NeuroLogic
Winter 2017
Why humans and other animals sleep when we do has long been a mystery—an enigma that’s hampered finding ways to treat sleep disorders. To help solve this puzzle, Johns Hopkins neurologist Mark Wu, who treats patients with sleep disorders in the clinic and studies these problems in the lab, turned to the quintessential biological model: the fruit fly.
Searching for sleep-regulating cells in the insects’ brains, Wu’s team used genetic engineering to turn on small numbers of neurons in more than 500 Drosophila strains. They then measured how these flies slept when these neurons fired. Several strains continued to sleep for hours even after they turned off the neurons, suggesting that the researchers triggered sleep drive in these flies, which led to the persistent sleepiness.
Using fluorescent microscopy, the scientists then examined the fly brains to specifically pinpoint the identity and location of the sleep drive-inducing cells, which were genetically engineered to glow green. They were found in a structure called the ellipsoid body.

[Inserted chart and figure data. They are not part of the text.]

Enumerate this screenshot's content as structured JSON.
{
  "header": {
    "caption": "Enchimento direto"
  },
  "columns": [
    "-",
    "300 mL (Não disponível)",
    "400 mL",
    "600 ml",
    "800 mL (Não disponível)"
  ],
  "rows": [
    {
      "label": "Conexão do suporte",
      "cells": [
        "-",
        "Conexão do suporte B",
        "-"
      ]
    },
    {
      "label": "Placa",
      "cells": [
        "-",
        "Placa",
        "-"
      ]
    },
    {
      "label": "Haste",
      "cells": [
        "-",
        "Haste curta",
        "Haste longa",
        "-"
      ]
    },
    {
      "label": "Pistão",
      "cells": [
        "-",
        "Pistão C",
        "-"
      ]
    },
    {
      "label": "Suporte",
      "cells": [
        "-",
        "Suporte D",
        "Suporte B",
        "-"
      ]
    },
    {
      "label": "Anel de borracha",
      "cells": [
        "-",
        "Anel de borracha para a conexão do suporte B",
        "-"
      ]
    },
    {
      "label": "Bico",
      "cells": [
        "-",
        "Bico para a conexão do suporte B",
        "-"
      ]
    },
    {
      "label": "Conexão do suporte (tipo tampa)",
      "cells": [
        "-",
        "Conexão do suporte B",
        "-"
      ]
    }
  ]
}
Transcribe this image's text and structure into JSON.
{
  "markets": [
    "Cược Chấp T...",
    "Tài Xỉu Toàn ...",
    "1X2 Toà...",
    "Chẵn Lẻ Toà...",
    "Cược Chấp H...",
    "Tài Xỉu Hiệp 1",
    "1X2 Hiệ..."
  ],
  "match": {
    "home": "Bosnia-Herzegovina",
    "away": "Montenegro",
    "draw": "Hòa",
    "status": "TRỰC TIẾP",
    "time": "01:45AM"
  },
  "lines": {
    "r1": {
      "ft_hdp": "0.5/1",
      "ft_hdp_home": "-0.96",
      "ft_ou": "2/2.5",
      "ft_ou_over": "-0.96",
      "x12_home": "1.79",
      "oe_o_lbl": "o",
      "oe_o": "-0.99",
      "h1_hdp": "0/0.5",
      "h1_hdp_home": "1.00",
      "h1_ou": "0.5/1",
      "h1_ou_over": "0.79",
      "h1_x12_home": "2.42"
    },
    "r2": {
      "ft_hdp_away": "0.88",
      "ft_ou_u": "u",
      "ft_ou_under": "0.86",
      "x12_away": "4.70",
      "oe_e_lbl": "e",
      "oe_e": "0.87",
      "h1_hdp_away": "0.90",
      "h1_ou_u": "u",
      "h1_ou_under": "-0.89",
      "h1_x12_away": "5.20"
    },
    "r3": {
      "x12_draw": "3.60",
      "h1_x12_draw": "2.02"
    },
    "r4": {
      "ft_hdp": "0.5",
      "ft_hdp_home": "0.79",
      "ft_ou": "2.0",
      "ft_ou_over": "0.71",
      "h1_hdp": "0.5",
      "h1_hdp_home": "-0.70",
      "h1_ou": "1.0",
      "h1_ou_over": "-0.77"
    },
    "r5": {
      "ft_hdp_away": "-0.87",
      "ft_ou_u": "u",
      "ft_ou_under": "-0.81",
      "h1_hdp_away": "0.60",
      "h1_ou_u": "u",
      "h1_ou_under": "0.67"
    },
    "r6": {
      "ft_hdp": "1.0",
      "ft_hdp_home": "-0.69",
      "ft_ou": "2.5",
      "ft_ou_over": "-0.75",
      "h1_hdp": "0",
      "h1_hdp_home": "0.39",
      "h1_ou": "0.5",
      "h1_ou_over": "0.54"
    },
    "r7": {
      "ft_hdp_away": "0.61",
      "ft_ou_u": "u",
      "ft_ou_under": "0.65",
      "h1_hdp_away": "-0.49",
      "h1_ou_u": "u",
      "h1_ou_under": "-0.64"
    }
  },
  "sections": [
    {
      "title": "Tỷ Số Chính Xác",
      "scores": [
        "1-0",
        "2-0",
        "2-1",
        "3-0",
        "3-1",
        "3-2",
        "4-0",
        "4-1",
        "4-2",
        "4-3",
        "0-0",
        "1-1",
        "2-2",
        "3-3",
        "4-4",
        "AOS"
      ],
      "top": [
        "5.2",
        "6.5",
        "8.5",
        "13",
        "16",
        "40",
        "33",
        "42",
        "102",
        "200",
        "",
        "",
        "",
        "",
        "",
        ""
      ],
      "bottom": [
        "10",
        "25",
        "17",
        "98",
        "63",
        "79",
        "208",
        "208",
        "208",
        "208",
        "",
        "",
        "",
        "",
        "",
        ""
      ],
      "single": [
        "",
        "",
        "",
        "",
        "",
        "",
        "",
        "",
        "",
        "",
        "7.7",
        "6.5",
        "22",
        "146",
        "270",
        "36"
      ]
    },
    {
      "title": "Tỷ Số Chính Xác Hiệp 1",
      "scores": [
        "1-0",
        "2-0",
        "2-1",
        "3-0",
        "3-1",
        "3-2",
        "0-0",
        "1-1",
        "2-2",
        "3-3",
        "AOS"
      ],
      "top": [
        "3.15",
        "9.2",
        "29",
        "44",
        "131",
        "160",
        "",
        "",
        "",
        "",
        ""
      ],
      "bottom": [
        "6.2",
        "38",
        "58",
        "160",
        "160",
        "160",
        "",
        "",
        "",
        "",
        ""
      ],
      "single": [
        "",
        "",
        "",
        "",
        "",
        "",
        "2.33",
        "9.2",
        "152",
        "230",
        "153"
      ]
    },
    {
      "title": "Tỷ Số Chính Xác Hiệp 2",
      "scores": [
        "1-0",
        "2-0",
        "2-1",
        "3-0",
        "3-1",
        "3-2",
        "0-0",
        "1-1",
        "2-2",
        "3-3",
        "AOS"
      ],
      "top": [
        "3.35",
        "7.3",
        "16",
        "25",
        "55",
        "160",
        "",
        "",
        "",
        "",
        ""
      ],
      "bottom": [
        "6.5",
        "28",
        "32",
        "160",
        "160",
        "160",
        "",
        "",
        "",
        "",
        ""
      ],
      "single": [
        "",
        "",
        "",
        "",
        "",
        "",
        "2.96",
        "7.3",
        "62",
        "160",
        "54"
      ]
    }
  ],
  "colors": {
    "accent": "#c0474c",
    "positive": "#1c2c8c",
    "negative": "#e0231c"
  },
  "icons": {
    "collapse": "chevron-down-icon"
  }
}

To further confirm that they’d found the right cells, the researchers blocked the neurons from firing by genetically engineering them to make tetanus toxin, which silenced the cells. The flies with the silenced neurons slept on their normal schedule, but when they were deprived of sleep during the night by mechanically shaking their vial houses, they got about 66 percent less “rebound sleep” compared to control flies, suggesting that they felt less sleepy after sleep deprivation.
Next, the researchers tested how these special neurons behaved on their own in awake, sleeping or sleep-deprived fruit flies. They used tiny electrodes to measure the firing of these cells in well-rested, awake fruit flies, in fruit flies that were an hour into their sleep cycle, and in fruit flies after 12 hours of sleep deprivation.
In the well-rested fruit flies, the neurons fired only about once per second and were the least active. In the sleeping fruit flies, the neurons fired almost four times a second. In the sleep-deprived fruit flies, the neurons were the most active, firing at about seven times per second.
“These neurons have higher firing rates the more sleep-deprived the fruit flies were and firing of these neurons puts flies to sleep, suggesting that we’ve identified the key cells responsible for sleep drive,” says Wu.
Further investigation by Wu’s team suggests that sites on the neurons’ surfaces that release sleep-promoting neurotransmitters increase in size and number when the flies are sleep-deprived, allowing a flexible system for triggering sleep when the insects most need rest.
“Figuring out how sleep drive works should help us one day figure out how to treat people who have an overactive sleep drive that causes them to be sleepy all the time and is resistant to current therapies,” Wu says.